Daech fait des ratés
Selon Upsala Nya Tidning, l'attentat de Manchester montre que l'organisation centrale de Daech bat de l'aile :
«Daech a rapidement revendiqué l'attaque de Manchester. Ce qui peut aussi être identifié comme un signe de faiblesse. Sa version des faits ne concorde pas avec les conclusions que la police a pu tirer de l'attentat. Mais il reste toutefois des sympathisants de la secte qui sont prêts à frapper même sans direction centrale. ... A d'autres niveaux aussi on note que Daech n'a plus sa fonction centrale de direction. En Irak, quartier après quartier, ses combattants avaient été obligés de quitter Mossoul, la plus grande ville dont ils aient pu prendre le contrôle en 2014, quand ils ont instauré le califat. ... L'idée de base consistait à créer et alimenter la polarisation jusqu'à l'ultime bataille apocalyptique. Mais la population de Manchester a choisi de se tenir les coudes - toutes origines et toutes religions confondues.»
L'internationalisme de Macron favorise le terrorisme
Par sa politique davantage orientée sur l’international, le nouveau président français Emmanuel Macron attise le terrorisme sans le vouloir, juge l’économiste Jacques Sapir sur son blog RussEurope :
«L’islamisme radical est en guerre contre la culture politique française, mais aussi britannique, allemande, italienne. … Le tragique dans l’affaire est que Emmanuel Macron, dont on ne doute pas qu’il soit réellement horrifié et révulsé par l’attentat de Manchester, soit dans les faits le porteur de la logique qui l’a produit. En mettant constamment en avant la 'mondialisation', en se faisant l’apôtre de la supranationalité et du fédéralisme européen, il s’attaque lui aussi à cette culture politique commune des Français. Or, si le peuple ne peut plus exister comme communauté politique, le repli sur des communautés ethniques ou religieuses devient une solution logique et la guerre civile devient possible.»
Les musulmans doivent dénoncer les extrémistes
La majorité des musulmans honnêtes qui respectent la loi doivent intervenir davantage au Royaume-Uni et dans le monde contre les excroissances radicales de leur religion, réclame le chroniqueur Piers Morgan dans The Daily Mail :
«La société musulmane fait trop peu pour identifier et dénoncer les extrémistes radicaux qui se cachent parmi elle. Elle fait également trop peu pour empêcher la diffusion croissante de la doctrine extrême, inspiré du wahhabisme, propagé par Daech dans les mosquées et les foyers musulmans. ... J’ignore leurs motifs : la peur de la vengeance, l’apathie ou dans quelques cas le soutien silencieux de leurs objectifs. Mais il faut intervenir. Car dans le monde entier, les musulmans honnêtes qui respectent la loi sont les principales victimes de la violence de Daech.»

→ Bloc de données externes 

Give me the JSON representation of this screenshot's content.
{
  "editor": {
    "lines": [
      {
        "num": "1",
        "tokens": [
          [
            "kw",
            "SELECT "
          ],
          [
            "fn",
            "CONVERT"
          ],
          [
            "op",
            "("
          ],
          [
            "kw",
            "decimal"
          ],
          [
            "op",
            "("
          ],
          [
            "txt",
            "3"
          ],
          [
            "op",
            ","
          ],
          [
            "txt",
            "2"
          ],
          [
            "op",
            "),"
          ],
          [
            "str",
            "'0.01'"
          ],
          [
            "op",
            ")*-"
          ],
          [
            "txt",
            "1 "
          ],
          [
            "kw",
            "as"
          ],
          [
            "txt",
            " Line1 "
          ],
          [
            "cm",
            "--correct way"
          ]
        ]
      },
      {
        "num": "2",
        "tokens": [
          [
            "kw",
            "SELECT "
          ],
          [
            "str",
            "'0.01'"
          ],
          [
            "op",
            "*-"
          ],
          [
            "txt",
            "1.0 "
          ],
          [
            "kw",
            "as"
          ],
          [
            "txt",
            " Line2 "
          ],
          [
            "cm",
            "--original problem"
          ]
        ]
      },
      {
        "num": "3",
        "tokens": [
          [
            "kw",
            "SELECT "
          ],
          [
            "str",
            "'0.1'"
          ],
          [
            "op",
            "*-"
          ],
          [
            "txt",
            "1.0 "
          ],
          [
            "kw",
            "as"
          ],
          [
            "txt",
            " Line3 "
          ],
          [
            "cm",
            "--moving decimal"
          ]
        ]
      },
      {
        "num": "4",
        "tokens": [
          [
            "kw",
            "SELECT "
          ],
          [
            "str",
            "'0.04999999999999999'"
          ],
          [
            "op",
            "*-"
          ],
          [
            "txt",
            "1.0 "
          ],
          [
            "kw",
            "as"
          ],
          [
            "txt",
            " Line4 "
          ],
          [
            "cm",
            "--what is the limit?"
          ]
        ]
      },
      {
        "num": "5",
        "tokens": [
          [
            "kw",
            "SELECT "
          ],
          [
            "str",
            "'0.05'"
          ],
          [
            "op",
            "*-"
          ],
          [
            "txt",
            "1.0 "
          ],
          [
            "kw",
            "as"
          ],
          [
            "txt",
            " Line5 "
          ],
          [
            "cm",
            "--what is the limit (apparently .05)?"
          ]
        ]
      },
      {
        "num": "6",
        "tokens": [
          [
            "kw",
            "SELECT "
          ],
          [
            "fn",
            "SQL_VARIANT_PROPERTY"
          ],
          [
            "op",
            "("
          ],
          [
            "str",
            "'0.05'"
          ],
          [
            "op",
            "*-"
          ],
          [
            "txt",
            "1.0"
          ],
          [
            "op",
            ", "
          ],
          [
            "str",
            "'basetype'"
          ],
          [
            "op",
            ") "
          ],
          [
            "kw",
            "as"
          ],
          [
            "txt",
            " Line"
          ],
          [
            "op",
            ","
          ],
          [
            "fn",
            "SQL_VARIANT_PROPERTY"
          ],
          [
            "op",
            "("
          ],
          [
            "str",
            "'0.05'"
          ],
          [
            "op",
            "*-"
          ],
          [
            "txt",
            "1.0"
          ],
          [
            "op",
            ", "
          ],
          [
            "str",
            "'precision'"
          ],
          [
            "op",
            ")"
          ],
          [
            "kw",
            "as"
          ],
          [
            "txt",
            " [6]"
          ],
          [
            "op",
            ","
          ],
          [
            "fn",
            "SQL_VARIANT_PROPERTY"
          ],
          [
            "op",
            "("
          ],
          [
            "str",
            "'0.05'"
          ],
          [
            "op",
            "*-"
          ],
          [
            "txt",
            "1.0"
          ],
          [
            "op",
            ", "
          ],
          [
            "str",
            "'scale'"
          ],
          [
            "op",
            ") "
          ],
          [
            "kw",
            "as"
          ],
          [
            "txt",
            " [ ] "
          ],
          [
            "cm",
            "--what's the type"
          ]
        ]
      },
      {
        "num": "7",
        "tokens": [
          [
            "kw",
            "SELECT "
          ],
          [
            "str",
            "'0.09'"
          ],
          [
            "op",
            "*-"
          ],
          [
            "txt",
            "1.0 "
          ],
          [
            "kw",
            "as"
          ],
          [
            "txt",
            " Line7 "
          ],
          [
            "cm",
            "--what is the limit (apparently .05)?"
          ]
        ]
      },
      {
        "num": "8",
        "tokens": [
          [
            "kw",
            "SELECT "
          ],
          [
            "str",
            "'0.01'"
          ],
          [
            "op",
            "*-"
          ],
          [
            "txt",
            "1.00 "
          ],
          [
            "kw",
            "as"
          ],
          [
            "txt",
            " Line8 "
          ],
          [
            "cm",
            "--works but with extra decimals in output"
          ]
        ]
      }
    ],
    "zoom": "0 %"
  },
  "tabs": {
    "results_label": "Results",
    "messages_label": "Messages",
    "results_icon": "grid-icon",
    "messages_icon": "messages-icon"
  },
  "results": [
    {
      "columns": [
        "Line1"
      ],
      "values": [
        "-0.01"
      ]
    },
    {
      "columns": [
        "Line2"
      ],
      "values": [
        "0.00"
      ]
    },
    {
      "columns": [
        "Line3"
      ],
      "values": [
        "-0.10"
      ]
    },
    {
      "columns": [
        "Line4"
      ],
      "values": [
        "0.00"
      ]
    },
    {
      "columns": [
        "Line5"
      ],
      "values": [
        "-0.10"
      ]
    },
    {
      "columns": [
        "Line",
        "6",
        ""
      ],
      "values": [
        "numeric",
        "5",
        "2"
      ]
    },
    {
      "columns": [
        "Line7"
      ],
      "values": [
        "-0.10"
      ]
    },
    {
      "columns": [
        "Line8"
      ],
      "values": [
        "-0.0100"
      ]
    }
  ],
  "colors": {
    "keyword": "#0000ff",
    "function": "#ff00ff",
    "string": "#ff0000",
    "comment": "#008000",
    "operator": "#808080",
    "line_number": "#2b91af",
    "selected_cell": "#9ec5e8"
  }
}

Comprendre la psyché des 'monstres'
Les auteurs des attentats étant souvent qualifiés de "monstres" par les médias, la société devrait étudier sans attendre les conditions qui font que de jeunes gens deviennent des personnes cruelles, peut-on lire dans Corriere della Sera :
«Pour comprendre la 'rupture' de la 'génération Bataclan', on doit prendre en compte le fait que les jeunes 'monstres' naissent dans les mêmes villes, dans le même milieu culturel, dans le même paysage médiatique que leurs victimes. C’est uniquement par ce biais qu’on pourra comprendre leur choix de s’isoler de leur quartier, de leur famille et de leur groupe pour se 'faire recruter', détruire des vies et idéaliser la mort. … Mais le principal danger qui nous menace lorsqu'on néglige cette rupture, c'est que les 'monstres' produisent de la 'monstruosité' en diffusant de la haine religieuse, en insistant de façon excessive sur la sécurité, en paralysant notre vie quotidienne et enfin en surestimant le phénomène lui-même, même par rapport aux phénomènes violents du passé.»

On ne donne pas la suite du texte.